Nadia Murad, lauréate du prix Nobel de la paix 2018. © Alexandros Michailidis / shutterstock.com
Nadia Murad, lauréate du prix Nobel de la paix 2018. © Alexandros Michailidis / shutterstock.com

Opinion Deux lauréats pour les droits des femmes

Opinion signée par Manon Schick, directrice de la Section suisse d’Amnesty International, parue dans le journal 24 Heures, le 09 octobre 2018.
Quelle joie de voir le prix Nobel de la paix récompenser cette année deux militants en faveur des droits des femmes! Deux parcours de vie différents, mais deux engagements pour la même cause: mettre fin aux violences sexuelles contre les femmes dans les zones de conflits.

Manon_Schick_2_copyright_Valérie-Chételat.jpg

Denis Mukwege est médecin en République démocratique du Congo. C’est une véritable star dans son pays et bien au-delà. Un film lui a été consacré, «L’homme qui répare les femmes». Car c’est bien à des «réparations» qu’il se consacre dans sa clinique de Bukavu, dans le Sud-Kivu: des interventions chirurgicales pour reconstruire les organes génitaux détruits par les viols d’une sauvagerie inouïe. Il permet ainsi aux femmes violées de retrouver une vie un tant soit peu normale, même si la majorité souffre encore longtemps, physiquement et psychiquement, des suites tragiques de ces crimes.

Nadia Murad est une survivante.

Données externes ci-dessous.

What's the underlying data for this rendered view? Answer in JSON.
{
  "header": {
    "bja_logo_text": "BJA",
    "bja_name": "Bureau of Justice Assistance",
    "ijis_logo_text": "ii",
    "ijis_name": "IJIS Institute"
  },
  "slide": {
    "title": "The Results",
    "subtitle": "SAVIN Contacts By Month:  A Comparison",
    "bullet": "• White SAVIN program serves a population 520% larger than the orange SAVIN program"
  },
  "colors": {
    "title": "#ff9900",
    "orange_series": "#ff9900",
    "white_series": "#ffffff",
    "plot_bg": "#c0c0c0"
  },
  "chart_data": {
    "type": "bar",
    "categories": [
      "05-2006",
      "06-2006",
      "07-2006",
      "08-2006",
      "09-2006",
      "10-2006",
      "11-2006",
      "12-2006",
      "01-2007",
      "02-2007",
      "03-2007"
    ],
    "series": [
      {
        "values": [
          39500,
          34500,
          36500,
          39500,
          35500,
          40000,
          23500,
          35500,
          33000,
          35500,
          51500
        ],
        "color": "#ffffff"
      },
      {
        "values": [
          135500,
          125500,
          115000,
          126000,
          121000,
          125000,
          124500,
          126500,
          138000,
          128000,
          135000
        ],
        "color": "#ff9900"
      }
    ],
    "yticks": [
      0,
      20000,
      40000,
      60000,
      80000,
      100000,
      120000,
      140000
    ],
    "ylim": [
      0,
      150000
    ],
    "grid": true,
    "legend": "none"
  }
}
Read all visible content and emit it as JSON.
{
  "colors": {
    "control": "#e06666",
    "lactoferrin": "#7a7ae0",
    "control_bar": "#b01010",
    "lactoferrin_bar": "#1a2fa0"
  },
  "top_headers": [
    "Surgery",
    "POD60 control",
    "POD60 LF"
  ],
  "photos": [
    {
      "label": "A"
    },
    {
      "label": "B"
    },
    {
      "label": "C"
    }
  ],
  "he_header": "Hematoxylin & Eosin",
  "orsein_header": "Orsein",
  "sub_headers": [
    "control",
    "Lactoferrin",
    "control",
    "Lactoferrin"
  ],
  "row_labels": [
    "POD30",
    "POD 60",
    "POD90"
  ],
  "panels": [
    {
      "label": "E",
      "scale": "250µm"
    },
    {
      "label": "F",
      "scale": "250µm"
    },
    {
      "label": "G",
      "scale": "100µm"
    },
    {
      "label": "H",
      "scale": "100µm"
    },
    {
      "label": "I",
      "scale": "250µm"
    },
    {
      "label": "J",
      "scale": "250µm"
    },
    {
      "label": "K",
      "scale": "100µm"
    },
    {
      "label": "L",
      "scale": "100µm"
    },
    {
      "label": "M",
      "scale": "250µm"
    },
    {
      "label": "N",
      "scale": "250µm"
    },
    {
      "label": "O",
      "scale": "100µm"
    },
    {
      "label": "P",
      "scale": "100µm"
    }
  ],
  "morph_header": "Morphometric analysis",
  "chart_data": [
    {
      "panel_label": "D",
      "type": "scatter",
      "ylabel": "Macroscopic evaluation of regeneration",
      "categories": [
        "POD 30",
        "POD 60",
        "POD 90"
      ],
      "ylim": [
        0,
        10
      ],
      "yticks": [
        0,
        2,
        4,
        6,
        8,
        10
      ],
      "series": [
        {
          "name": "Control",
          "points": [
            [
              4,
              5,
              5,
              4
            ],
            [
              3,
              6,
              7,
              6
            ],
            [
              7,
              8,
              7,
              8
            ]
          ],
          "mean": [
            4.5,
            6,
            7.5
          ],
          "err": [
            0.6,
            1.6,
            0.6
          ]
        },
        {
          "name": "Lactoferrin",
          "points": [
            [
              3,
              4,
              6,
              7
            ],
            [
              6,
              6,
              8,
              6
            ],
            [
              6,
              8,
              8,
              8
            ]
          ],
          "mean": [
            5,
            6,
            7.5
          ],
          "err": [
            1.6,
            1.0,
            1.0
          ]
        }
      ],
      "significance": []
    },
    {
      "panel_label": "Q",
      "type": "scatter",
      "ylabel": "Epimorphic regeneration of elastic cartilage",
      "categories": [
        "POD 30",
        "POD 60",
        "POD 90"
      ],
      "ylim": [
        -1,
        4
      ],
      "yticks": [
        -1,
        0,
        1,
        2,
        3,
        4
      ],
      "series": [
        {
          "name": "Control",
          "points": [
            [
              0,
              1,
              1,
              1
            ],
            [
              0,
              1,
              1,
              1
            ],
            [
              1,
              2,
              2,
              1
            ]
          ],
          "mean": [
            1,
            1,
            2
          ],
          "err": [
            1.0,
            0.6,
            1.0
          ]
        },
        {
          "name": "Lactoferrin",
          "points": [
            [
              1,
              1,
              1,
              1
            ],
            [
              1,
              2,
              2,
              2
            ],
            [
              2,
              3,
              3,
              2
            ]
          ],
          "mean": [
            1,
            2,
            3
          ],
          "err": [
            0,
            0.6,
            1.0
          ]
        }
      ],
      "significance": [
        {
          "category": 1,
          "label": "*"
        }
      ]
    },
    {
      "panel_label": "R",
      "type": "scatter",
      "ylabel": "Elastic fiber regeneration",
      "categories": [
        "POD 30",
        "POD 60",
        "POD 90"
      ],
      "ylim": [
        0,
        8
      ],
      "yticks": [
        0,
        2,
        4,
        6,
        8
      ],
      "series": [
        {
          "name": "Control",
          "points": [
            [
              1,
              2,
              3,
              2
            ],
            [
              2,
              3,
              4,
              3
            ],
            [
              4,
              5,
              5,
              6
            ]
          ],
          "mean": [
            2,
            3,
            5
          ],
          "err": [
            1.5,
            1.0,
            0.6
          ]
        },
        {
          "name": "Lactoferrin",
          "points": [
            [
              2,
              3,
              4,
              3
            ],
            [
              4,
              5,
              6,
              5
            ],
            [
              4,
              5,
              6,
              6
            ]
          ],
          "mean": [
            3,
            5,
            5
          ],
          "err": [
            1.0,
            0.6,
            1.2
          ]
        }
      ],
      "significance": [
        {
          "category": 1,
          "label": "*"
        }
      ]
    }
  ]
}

Elle fait partie de la minorité yézidie en Irak, une communauté quasi inconnue, alors qu’il s’agit d’une des plus anciennes religions monothéistes de notre planète. Communauté inconnue jusqu’à ce jour d’août 2014, quand des combattants armés ont fait irruption dans le nord de l’Irak, ont tué les hommes et réduit les femmes à l’état d’esclaves sexuelles. Ce groupe armé est devenu tristement célèbre quand il s’est autoproclamé «Etat islamique». Après des mois de torture aux mains de Daech, Nadia Murad a pu s’échapper et a trouvé la force de témoigner.

Car il est terriblement difficile de dire qu’on a été réduite à l’état d’objet, vendu et violé. Qu’on a été privée de toute humanité. Les violences sexuelles ont toujours existé, dans tous les conflits, mais rares sont les survivantes qui en parlent. C’est pour cette raison qu’on désigne parfois ces viols comme «armes de guerre», car il s’agit de stratégies décidées par les chefs des groupes armés ou par les états-majors des armées régulières, dans l’objectif d’humilier les populations ennemies. Une arme silencieuse et bon marché, qui permet de déshumaniser les femmes et qui agit à long terme.

Dénoncer ces viols, c’est s’exposer à des représailles. Les organisations locales qui viennent en aide aux survivantes travaillent sous une pression extrême. Denis Mukwege lui-même est placé sous la protection de l’ONU en raison des menaces de mort régulières qu’il reçoit.

Le prix Nobel de la paix à ces deux militants exceptionnels permet de mettre en lumière les violences sexuelles subies par les femmes dans les conflits. Il faut travailler à des mesures urgentes pour y mettre un terme. La communauté internationale doit traduire en justice les auteurs de ces crimes odieux, et mieux soutenir les victimes. Elle doit surtout protéger les courageux défenseurs des droits des femmes qui leur viennent en aide.